« C’est profondément déplorable et totalement inexcusable » : comment franceinfo TV tente d’éteindre l’indignation provoquée par son débat sur la possibilité de faire de Gaza une « Riviera »

« Une séquence proposant un traitement totalement inapproprié et regrettable a été diffusée hier dans l’Heure américaine. Nous l’avons supprimée de notre site et déplorons ce moment », a annoncé franceinfo TV sur son compte X, à la mi-journée, jeudi 6 février. Un mea culpa qui ne suffira sans doute pas à éteindre l’incendie provoqué mercredi 5 février au soir par une séquence totalement surréaliste.

La veille Donald Trump a annoncé, aux côtés du premier ministre israélien Benyamin Netanyahou sous mandat d’arrêt de la Cour pénale internationale, sa volonté de « prendre le contrôle » de la bande de Gaza et d’en expulser les Palestiniens pour faire de l’enclave – où plus de 60 000 personnes ont été tuées sous les bombardements israéliens – la « Riviera du Moyen Orient ». Face au crime contre l’humanité que constituerait le déplacement forcé de la population, l’émission l’Heure américaine du service public a invité… un professionnel de l’hôtellerie.

La direction « réfléchit aux suites disciplinaires »

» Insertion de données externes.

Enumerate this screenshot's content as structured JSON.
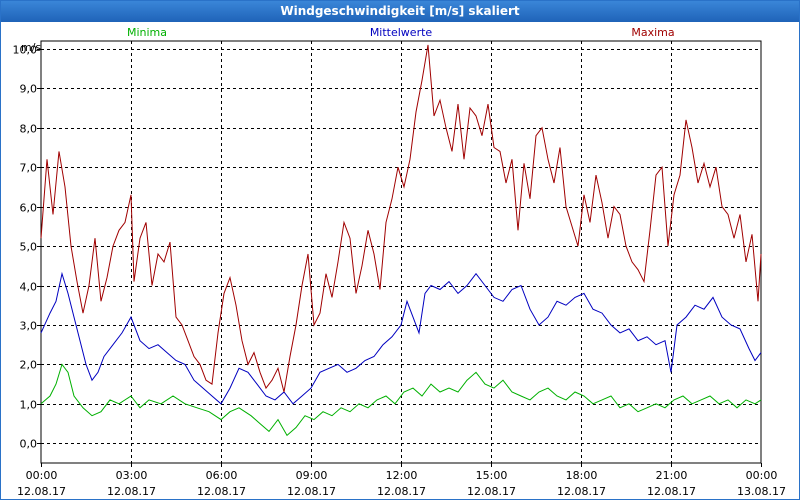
{
  "window": {
    "title": "Windgeschwindigkeit [m/s] skaliert"
  },
  "colors": {
    "min": "#00b000",
    "mean": "#0000c0",
    "max": "#a00000",
    "grid": "#000000",
    "title_bg": "#1f63b8"
  },
  "chart_data": {
    "type": "line",
    "ylabel": "m/s",
    "ylim": [
      -0.5,
      10.2
    ],
    "yticks": [
      "0,0",
      "1,0",
      "2,0",
      "3,0",
      "4,0",
      "5,0",
      "6,0",
      "7,0",
      "8,0",
      "9,0",
      "10,0"
    ],
    "ytick_values": [
      0,
      1,
      2,
      3,
      4,
      5,
      6,
      7,
      8,
      9,
      10
    ],
    "xlim_hours": [
      0,
      24
    ],
    "xticks": [
      {
        "time": "00:00",
        "date": "12.08.17"
      },
      {
        "time": "03:00",
        "date": "12.08.17"
      },
      {
        "time": "06:00",
        "date": "12.08.17"
      },
      {
        "time": "09:00",
        "date": "12.08.17"
      },
      {
        "time": "12:00",
        "date": "12.08.17"
      },
      {
        "time": "15:00",
        "date": "12.08.17"
      },
      {
        "time": "18:00",
        "date": "12.08.17"
      },
      {
        "time": "21:00",
        "date": "12.08.17"
      },
      {
        "time": "00:00",
        "date": "13.08.17"
      }
    ],
    "grid": true,
    "series": [
      {
        "name": "Minima",
        "color": "#00b000",
        "points": [
          [
            0,
            1.0
          ],
          [
            0.3,
            1.2
          ],
          [
            0.5,
            1.5
          ],
          [
            0.7,
            2.0
          ],
          [
            0.9,
            1.8
          ],
          [
            1.1,
            1.2
          ],
          [
            1.4,
            0.9
          ],
          [
            1.7,
            0.7
          ],
          [
            2.0,
            0.8
          ],
          [
            2.3,
            1.1
          ],
          [
            2.6,
            1.0
          ],
          [
            3.0,
            1.2
          ],
          [
            3.3,
            0.9
          ],
          [
            3.6,
            1.1
          ],
          [
            4.0,
            1.0
          ],
          [
            4.4,
            1.2
          ],
          [
            4.8,
            1.0
          ],
          [
            5.2,
            0.9
          ],
          [
            5.6,
            0.8
          ],
          [
            6.0,
            0.6
          ],
          [
            6.3,
            0.8
          ],
          [
            6.6,
            0.9
          ],
          [
            7.0,
            0.7
          ],
          [
            7.3,
            0.5
          ],
          [
            7.6,
            0.3
          ],
          [
            7.9,
            0.6
          ],
          [
            8.2,
            0.2
          ],
          [
            8.5,
            0.4
          ],
          [
            8.8,
            0.7
          ],
          [
            9.1,
            0.6
          ],
          [
            9.4,
            0.8
          ],
          [
            9.7,
            0.7
          ],
          [
            10.0,
            0.9
          ],
          [
            10.3,
            0.8
          ],
          [
            10.6,
            1.0
          ],
          [
            10.9,
            0.9
          ],
          [
            11.2,
            1.1
          ],
          [
            11.5,
            1.2
          ],
          [
            11.8,
            1.0
          ],
          [
            12.1,
            1.3
          ],
          [
            12.4,
            1.4
          ],
          [
            12.7,
            1.2
          ],
          [
            13.0,
            1.5
          ],
          [
            13.3,
            1.3
          ],
          [
            13.6,
            1.4
          ],
          [
            13.9,
            1.3
          ],
          [
            14.2,
            1.6
          ],
          [
            14.5,
            1.8
          ],
          [
            14.8,
            1.5
          ],
          [
            15.1,
            1.4
          ],
          [
            15.4,
            1.6
          ],
          [
            15.7,
            1.3
          ],
          [
            16.0,
            1.2
          ],
          [
            16.3,
            1.1
          ],
          [
            16.6,
            1.3
          ],
          [
            16.9,
            1.4
          ],
          [
            17.2,
            1.2
          ],
          [
            17.5,
            1.1
          ],
          [
            17.8,
            1.3
          ],
          [
            18.1,
            1.2
          ],
          [
            18.4,
            1.0
          ],
          [
            18.7,
            1.1
          ],
          [
            19.0,
            1.2
          ],
          [
            19.3,
            0.9
          ],
          [
            19.6,
            1.0
          ],
          [
            19.9,
            0.8
          ],
          [
            20.2,
            0.9
          ],
          [
            20.5,
            1.0
          ],
          [
            20.8,
            0.9
          ],
          [
            21.1,
            1.1
          ],
          [
            21.4,
            1.2
          ],
          [
            21.7,
            1.0
          ],
          [
            22.0,
            1.1
          ],
          [
            22.3,
            1.2
          ],
          [
            22.6,
            1.0
          ],
          [
            22.9,
            1.1
          ],
          [
            23.2,
            0.9
          ],
          [
            23.5,
            1.1
          ],
          [
            23.8,
            1.0
          ],
          [
            24.0,
            1.1
          ]
        ]
      },
      {
        "name": "Mittelwerte",
        "color": "#0000c0",
        "points": [
          [
            0,
            2.8
          ],
          [
            0.3,
            3.3
          ],
          [
            0.5,
            3.6
          ],
          [
            0.7,
            4.3
          ],
          [
            0.9,
            3.8
          ],
          [
            1.1,
            3.2
          ],
          [
            1.3,
            2.6
          ],
          [
            1.5,
            2.0
          ],
          [
            1.7,
            1.6
          ],
          [
            1.9,
            1.8
          ],
          [
            2.1,
            2.2
          ],
          [
            2.4,
            2.5
          ],
          [
            2.7,
            2.8
          ],
          [
            3.0,
            3.2
          ],
          [
            3.3,
            2.6
          ],
          [
            3.6,
            2.4
          ],
          [
            3.9,
            2.5
          ],
          [
            4.2,
            2.3
          ],
          [
            4.5,
            2.1
          ],
          [
            4.8,
            2.0
          ],
          [
            5.1,
            1.6
          ],
          [
            5.4,
            1.4
          ],
          [
            5.7,
            1.2
          ],
          [
            6.0,
            1.0
          ],
          [
            6.3,
            1.4
          ],
          [
            6.6,
            1.9
          ],
          [
            6.9,
            1.8
          ],
          [
            7.2,
            1.5
          ],
          [
            7.5,
            1.2
          ],
          [
            7.8,
            1.1
          ],
          [
            8.1,
            1.3
          ],
          [
            8.4,
            1.0
          ],
          [
            8.7,
            1.2
          ],
          [
            9.0,
            1.4
          ],
          [
            9.3,
            1.8
          ],
          [
            9.6,
            1.9
          ],
          [
            9.9,
            2.0
          ],
          [
            10.2,
            1.8
          ],
          [
            10.5,
            1.9
          ],
          [
            10.8,
            2.1
          ],
          [
            11.1,
            2.2
          ],
          [
            11.4,
            2.5
          ],
          [
            11.7,
            2.7
          ],
          [
            12.0,
            3.0
          ],
          [
            12.2,
            3.6
          ],
          [
            12.4,
            3.2
          ],
          [
            12.6,
            2.8
          ],
          [
            12.8,
            3.8
          ],
          [
            13.0,
            4.0
          ],
          [
            13.3,
            3.9
          ],
          [
            13.6,
            4.1
          ],
          [
            13.9,
            3.8
          ],
          [
            14.2,
            4.0
          ],
          [
            14.5,
            4.3
          ],
          [
            14.8,
            4.0
          ],
          [
            15.1,
            3.7
          ],
          [
            15.4,
            3.6
          ],
          [
            15.7,
            3.9
          ],
          [
            16.0,
            4.0
          ],
          [
            16.3,
            3.4
          ],
          [
            16.6,
            3.0
          ],
          [
            16.9,
            3.2
          ],
          [
            17.2,
            3.6
          ],
          [
            17.5,
            3.5
          ],
          [
            17.8,
            3.7
          ],
          [
            18.1,
            3.8
          ],
          [
            18.4,
            3.4
          ],
          [
            18.7,
            3.3
          ],
          [
            19.0,
            3.0
          ],
          [
            19.3,
            2.8
          ],
          [
            19.6,
            2.9
          ],
          [
            19.9,
            2.6
          ],
          [
            20.2,
            2.7
          ],
          [
            20.5,
            2.5
          ],
          [
            20.8,
            2.6
          ],
          [
            21.0,
            1.8
          ],
          [
            21.2,
            3.0
          ],
          [
            21.5,
            3.2
          ],
          [
            21.8,
            3.5
          ],
          [
            22.1,
            3.4
          ],
          [
            22.4,
            3.7
          ],
          [
            22.7,
            3.2
          ],
          [
            23.0,
            3.0
          ],
          [
            23.3,
            2.9
          ],
          [
            23.6,
            2.4
          ],
          [
            23.8,
            2.1
          ],
          [
            24.0,
            2.3
          ]
        ]
      },
      {
        "name": "Maxima",
        "color": "#a00000",
        "points": [
          [
            0,
            5.2
          ],
          [
            0.2,
            7.2
          ],
          [
            0.4,
            5.8
          ],
          [
            0.6,
            7.4
          ],
          [
            0.8,
            6.5
          ],
          [
            1.0,
            5.0
          ],
          [
            1.2,
            4.1
          ],
          [
            1.4,
            3.3
          ],
          [
            1.6,
            4.0
          ],
          [
            1.8,
            5.2
          ],
          [
            2.0,
            3.6
          ],
          [
            2.2,
            4.2
          ],
          [
            2.4,
            5.0
          ],
          [
            2.6,
            5.4
          ],
          [
            2.8,
            5.6
          ],
          [
            3.0,
            6.3
          ],
          [
            3.1,
            4.1
          ],
          [
            3.3,
            5.2
          ],
          [
            3.5,
            5.6
          ],
          [
            3.7,
            4.0
          ],
          [
            3.9,
            4.8
          ],
          [
            4.1,
            4.6
          ],
          [
            4.3,
            5.1
          ],
          [
            4.5,
            3.2
          ],
          [
            4.7,
            3.0
          ],
          [
            4.9,
            2.6
          ],
          [
            5.1,
            2.2
          ],
          [
            5.3,
            2.0
          ],
          [
            5.5,
            1.6
          ],
          [
            5.7,
            1.5
          ],
          [
            5.9,
            2.8
          ],
          [
            6.1,
            3.8
          ],
          [
            6.3,
            4.2
          ],
          [
            6.5,
            3.5
          ],
          [
            6.7,
            2.6
          ],
          [
            6.9,
            2.0
          ],
          [
            7.1,
            2.3
          ],
          [
            7.3,
            1.8
          ],
          [
            7.5,
            1.4
          ],
          [
            7.7,
            1.6
          ],
          [
            7.9,
            1.9
          ],
          [
            8.1,
            1.3
          ],
          [
            8.3,
            2.2
          ],
          [
            8.5,
            3.0
          ],
          [
            8.7,
            4.0
          ],
          [
            8.9,
            4.8
          ],
          [
            9.1,
            3.0
          ],
          [
            9.3,
            3.3
          ],
          [
            9.5,
            4.3
          ],
          [
            9.7,
            3.7
          ],
          [
            9.9,
            4.6
          ],
          [
            10.1,
            5.6
          ],
          [
            10.3,
            5.2
          ],
          [
            10.5,
            3.8
          ],
          [
            10.7,
            4.5
          ],
          [
            10.9,
            5.4
          ],
          [
            11.1,
            4.8
          ],
          [
            11.3,
            3.9
          ],
          [
            11.5,
            5.6
          ],
          [
            11.7,
            6.2
          ],
          [
            11.9,
            7.0
          ],
          [
            12.1,
            6.5
          ],
          [
            12.3,
            7.2
          ],
          [
            12.5,
            8.4
          ],
          [
            12.7,
            9.2
          ],
          [
            12.9,
            10.1
          ],
          [
            13.1,
            8.3
          ],
          [
            13.3,
            8.7
          ],
          [
            13.5,
            8.0
          ],
          [
            13.7,
            7.4
          ],
          [
            13.9,
            8.6
          ],
          [
            14.1,
            7.2
          ],
          [
            14.3,
            8.5
          ],
          [
            14.5,
            8.3
          ],
          [
            14.7,
            7.8
          ],
          [
            14.9,
            8.6
          ],
          [
            15.1,
            7.5
          ],
          [
            15.3,
            7.4
          ],
          [
            15.5,
            6.6
          ],
          [
            15.7,
            7.2
          ],
          [
            15.9,
            5.4
          ],
          [
            16.1,
            7.1
          ],
          [
            16.3,
            6.2
          ],
          [
            16.5,
            7.8
          ],
          [
            16.7,
            8.0
          ],
          [
            16.9,
            7.2
          ],
          [
            17.1,
            6.6
          ],
          [
            17.3,
            7.5
          ],
          [
            17.5,
            6.0
          ],
          [
            17.7,
            5.5
          ],
          [
            17.9,
            5.0
          ],
          [
            18.1,
            6.3
          ],
          [
            18.3,
            5.6
          ],
          [
            18.5,
            6.8
          ],
          [
            18.7,
            6.1
          ],
          [
            18.9,
            5.2
          ],
          [
            19.1,
            6.0
          ],
          [
            19.3,
            5.8
          ],
          [
            19.5,
            5.0
          ],
          [
            19.7,
            4.6
          ],
          [
            19.9,
            4.4
          ],
          [
            20.1,
            4.1
          ],
          [
            20.3,
            5.4
          ],
          [
            20.5,
            6.8
          ],
          [
            20.7,
            7.0
          ],
          [
            20.9,
            5.0
          ],
          [
            21.1,
            6.3
          ],
          [
            21.3,
            6.8
          ],
          [
            21.5,
            8.2
          ],
          [
            21.7,
            7.5
          ],
          [
            21.9,
            6.6
          ],
          [
            22.1,
            7.1
          ],
          [
            22.3,
            6.5
          ],
          [
            22.5,
            7.0
          ],
          [
            22.7,
            6.0
          ],
          [
            22.9,
            5.8
          ],
          [
            23.1,
            5.2
          ],
          [
            23.3,
            5.8
          ],
          [
            23.5,
            4.6
          ],
          [
            23.7,
            5.3
          ],
          [
            23.9,
            3.6
          ],
          [
            24.0,
            4.8
          ]
        ]
      }
    ]
  }
}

Avec un bandeau à l’écran indiquant « Gaza « Côte d’Azur », et si c’était possible ? », le journaliste Julien Benedetto annonce « laisser la politique de côté un instant » pour interroger le président des métiers et des industries de l’hôtellerie d’Île de France, Franck Delvau. « La bande de Gaza en Riviera, est-ce que ça a du sens pour le professionnel du tourisme que vous êtes ? », lance-t-il ajoutant que le territoire « a des atouts, on l’a déjà dit ». S’ensuit une hallucinante série de considérations sur le nombre d’hôtels qui seraient nécessaires, les professionnels qu’il faudrait former ou encore la réticence des touristes à se rendre dans des endroits peu sûrs.

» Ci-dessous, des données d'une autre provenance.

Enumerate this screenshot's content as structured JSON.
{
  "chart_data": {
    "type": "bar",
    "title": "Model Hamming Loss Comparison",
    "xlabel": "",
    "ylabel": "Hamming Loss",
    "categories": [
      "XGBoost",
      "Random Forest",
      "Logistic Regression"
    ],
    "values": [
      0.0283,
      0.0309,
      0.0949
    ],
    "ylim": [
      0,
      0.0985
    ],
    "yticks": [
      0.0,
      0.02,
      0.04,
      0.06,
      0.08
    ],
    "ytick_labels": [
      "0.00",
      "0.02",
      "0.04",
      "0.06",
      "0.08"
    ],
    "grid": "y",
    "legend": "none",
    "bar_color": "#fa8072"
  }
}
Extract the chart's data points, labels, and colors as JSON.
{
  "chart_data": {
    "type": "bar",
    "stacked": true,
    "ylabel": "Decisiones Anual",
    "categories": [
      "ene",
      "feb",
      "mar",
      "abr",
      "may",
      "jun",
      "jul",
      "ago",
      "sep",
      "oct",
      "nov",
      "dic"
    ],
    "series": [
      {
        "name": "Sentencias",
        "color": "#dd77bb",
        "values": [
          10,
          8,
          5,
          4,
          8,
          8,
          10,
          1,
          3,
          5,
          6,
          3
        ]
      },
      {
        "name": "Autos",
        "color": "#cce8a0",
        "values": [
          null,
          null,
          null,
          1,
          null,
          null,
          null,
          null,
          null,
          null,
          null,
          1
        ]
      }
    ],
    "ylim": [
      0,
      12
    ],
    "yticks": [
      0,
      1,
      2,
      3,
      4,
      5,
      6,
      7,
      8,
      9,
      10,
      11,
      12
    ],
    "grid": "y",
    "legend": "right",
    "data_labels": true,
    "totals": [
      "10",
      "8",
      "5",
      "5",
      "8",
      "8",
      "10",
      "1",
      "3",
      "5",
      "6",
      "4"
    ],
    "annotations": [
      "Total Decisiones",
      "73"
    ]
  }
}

Le rédacteur en chef en service ce soir-là aurait proposé d’être suspendu de son poste, selon des informations du Monde, ce qui aurait été refusé par sa hiérarchie, qui « réfléchit aux suites disciplinaires à donner à cette faute ». La direction de franceinfo TV n’avait pourtant pas tardé à relever de ses fonctions le rédacteur en chef aux manettes quand un bandeau indiquant « 200 otages palestiniens libérés » avait été diffusé samedi 25 janvier.

En attendant la fumée blanche, « nous sommes ici au-delà du réel et à mille lieues du journalisme », déplore le SNJ de France Télévisions, dans un communiqué daté du 6 février. « Dire que ce serait une erreur serait déjà un début d’excuse, alors que c’est inexcusable, intolérable. Ce n’est pas à nous de fixer le degré de sanction ni de dire qui est responsable. À force de vouloir faire du remplissage par des débats, faute de moyens, on en arrive à parler de tout n’importe comment. Journalistiquement, éthiquement, déontologiquement et humainement, c’est profondément déplorable et totalement inexcusable », ajoute le syndicat.

L’Association des journalistes antiracistes et racisé·e·s (Ajar) condamne également « avec véhémence la discussion du crime contre l’humanité que constituerait le déplacement forcé des Gazaouis sous l’angle de sa « valeur économique » potentielle faite par franceinfo ». De leur côté des internautes, dont le collectif Sleeping Giants, ont fait savoir qu’ils avaient saisi l’Arcom, le gendarme de l’audiovisuel, qui ne s’est pas manifesté pour l’heure.